The key insight is that attention is fundamentally a series of independent dot products between query vectors and key vectors, followed by a weighted sum over value vectors. PagedAttention directly operates on block-based storage without expensive memory copies.
Request Scheduling: The Brain of vLLM
vLLM divides request processing into two phases:
Prefill Phase: Process the input prompt in one shot, computing KV cache for all prompt tokens. This is compute-bound.
Decode Phase: Generate output tokens one at a time, each requiring a forward pass with just one new token plus the cached KV states. This is memory-bound.
class Scheduler:
def schedule(self) -> Tuple[List[SequenceGroup], List[SequenceGroup]]:
"""Main scheduling decision each iteration."""
# Phase 1: Schedule running requests (decode)
decodes = self._schedule_running(num_free_gpu_blocks)
# Phase 2: Schedule swapped requests (restore from CPU)
restored = self._schedule_swapped(num_free_gpu_blocks)
# Phase 3: Schedule waiting requests (prefill)
prefills = self._schedule_waiting(num_free_gpu_blocks)
return prefills, decodes
Queue Starvation: When Fair Scheduling Becomes Unfair
Queue starvation occurs when a request waits for an extremely long time—hours, in severe cases—despite the scheduler continuously making progress. The key insight: even though the system is making progress, the waiting queue grows when arrivals exceed completions.
Factors Amplifying Starvation
- Long-running requests: If running requests generate thousands of tokens, they hold blocks for extended periods
- Bursty arrivals: Traffic spikes fill the waiting queue faster than it can drain
- Large prompts: Requests with very long prompts consume many blocks when prefilled
Block Exhaustion: Running Out of Memory
Block exhaustion is the other major cause of extreme latency. When blocks are exhausted:
- No new prefills: Waiting requests cannot be scheduled
- Running requests continue: Already-running requests keep generating tokens
- Preemption may occur: If running requests need more blocks and none are available, they may be preempted
Solutions and Mitigations
1. Request Prioritization
Implement priority scheduling to ensure latency-sensitive requests aren't stuck behind bulk jobs:
class PriorityScheduler(Scheduler):
def _sort_by_priority(self, waiting: List[SequenceGroup]) -> List[SequenceGroup]:
return sorted(waiting, key=lambda x: (-x.priority, x.arrival_time))

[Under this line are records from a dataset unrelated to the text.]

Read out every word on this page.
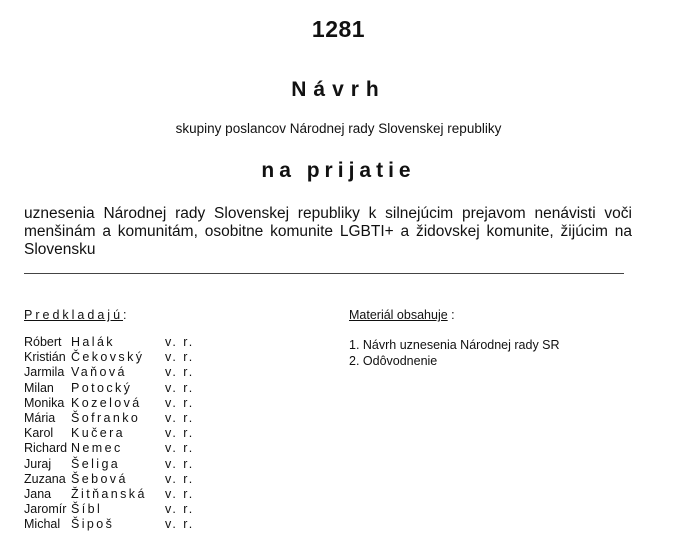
1281
Návrh
skupiny poslancov Národnej rady Slovenskej republiky
na prijatie
uznesenia Národnej rady Slovenskej republiky k silnejúcim prejavom nenávisti voči menšinám a komunitám, osobitne komunite LGBTI+ a židovskej komunite, žijúcim na Slovensku
Predkladajú:
Róbert Halák	v. r.
Kristián Čekovský v. r.
Jarmila Vaňová	v. r.
Milan Potocký	v. r.
Monika Kozelová v. r.
Mária Šofranko v. r.
Karol Kučera	v. r.
Richard Nemec	v. r.
Juraj Šeliga	v. r.
Zuzana Šebová	v. r.
Jana Žitňanská v. r.
Jaromír Šíbl	v. r.
Michal Šipoš	v. r.
Materiál obsahuje :
1. Návrh uznesenia Národnej rady SR
2. Odôvodnenie
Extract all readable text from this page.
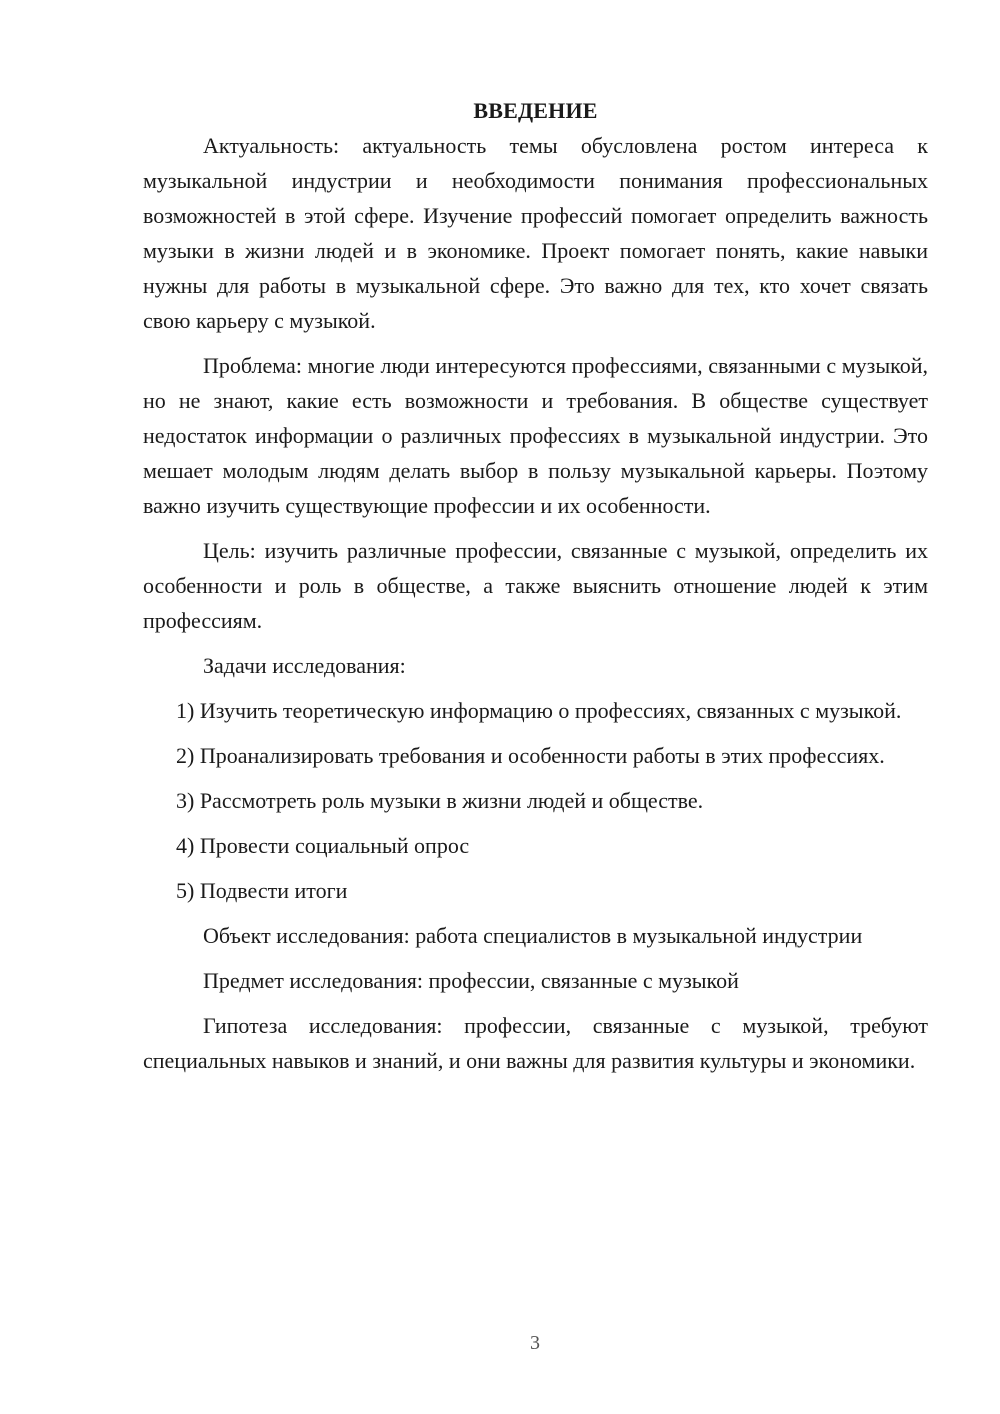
ВВЕДЕНИЕ

Актуальность: актуальность темы обусловлена ростом интереса к музыкальной индустрии и необходимости понимания профессиональных возможностей в этой сфере. Изучение профессий помогает определить важность музыки в жизни людей и в экономике. Проект помогает понять, какие навыки нужны для работы в музыкальной сфере. Это важно для тех, кто хочет связать свою карьеру с музыкой.

Проблема: многие люди интересуются профессиями, связанными с музыкой, но не знают, какие есть возможности и требования. В обществе существует недостаток информации о различных профессиях в музыкальной индустрии. Это мешает молодым людям делать выбор в пользу музыкальной карьеры. Поэтому важно изучить существующие профессии и их особенности.

Цель: изучить различные профессии, связанные с музыкой, определить их особенности и роль в обществе, а также выяснить отношение людей к этим профессиям.

Задачи исследования:

1) Изучить теоретическую информацию о профессиях, связанных с музыкой.

2) Проанализировать требования и особенности работы в этих профессиях.

3) Рассмотреть роль музыки в жизни людей и обществе.

4) Провести социальный опрос

5) Подвести итоги

Объект исследования: работа специалистов в музыкальной индустрии

Предмет исследования: профессии, связанные с музыкой

Гипотеза исследования: профессии, связанные с музыкой, требуют специальных навыков и знаний, и они важны для развития культуры и экономики.

3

2. Request Admission Control
Prevent queue buildup by rejecting requests when the system is overloaded:
def should_admit(scheduler: Scheduler, estimated_tokens: int) -> Tuple[bool, Optional[str]]:
queue_length = len(scheduler.waiting)
if queue_length >= max_queue_length:
return False, f"Queue full ({queue_length} requests waiting)"
return True, None
3. Aggressive Timeouts
Set reasonable timeouts to prevent requests from hogging resources indefinitely.
4. Monitoring and Alerting
Implement comprehensive monitoring to detect issues early—track queue length, wait times, and block utilization.
5. Horizontal Scaling
Scale out to multiple vLLM instances with intelligent load balancing.
Conclusion
vLLM's architecture is a masterpiece of systems engineering—PagedAttention and block-based memory management enable unprecedented GPU memory efficiency. But under heavy load, that complexity can manifest as multi-hour request latencies.
The key takeaways:
- Understand your bottleneck: Is it block exhaustion or queue starvation?
- Plan for overload: Use admission control, timeouts, and prioritization
- Right-size your hardware: More GPU memory means more concurrent requests
- Scale horizontally: Don't rely on a single instance
- Monitor relentlessly: Set up alerts before problems escalate
By combining these strategies, you can build vLLM deployments that maintain low latencies even under extreme load.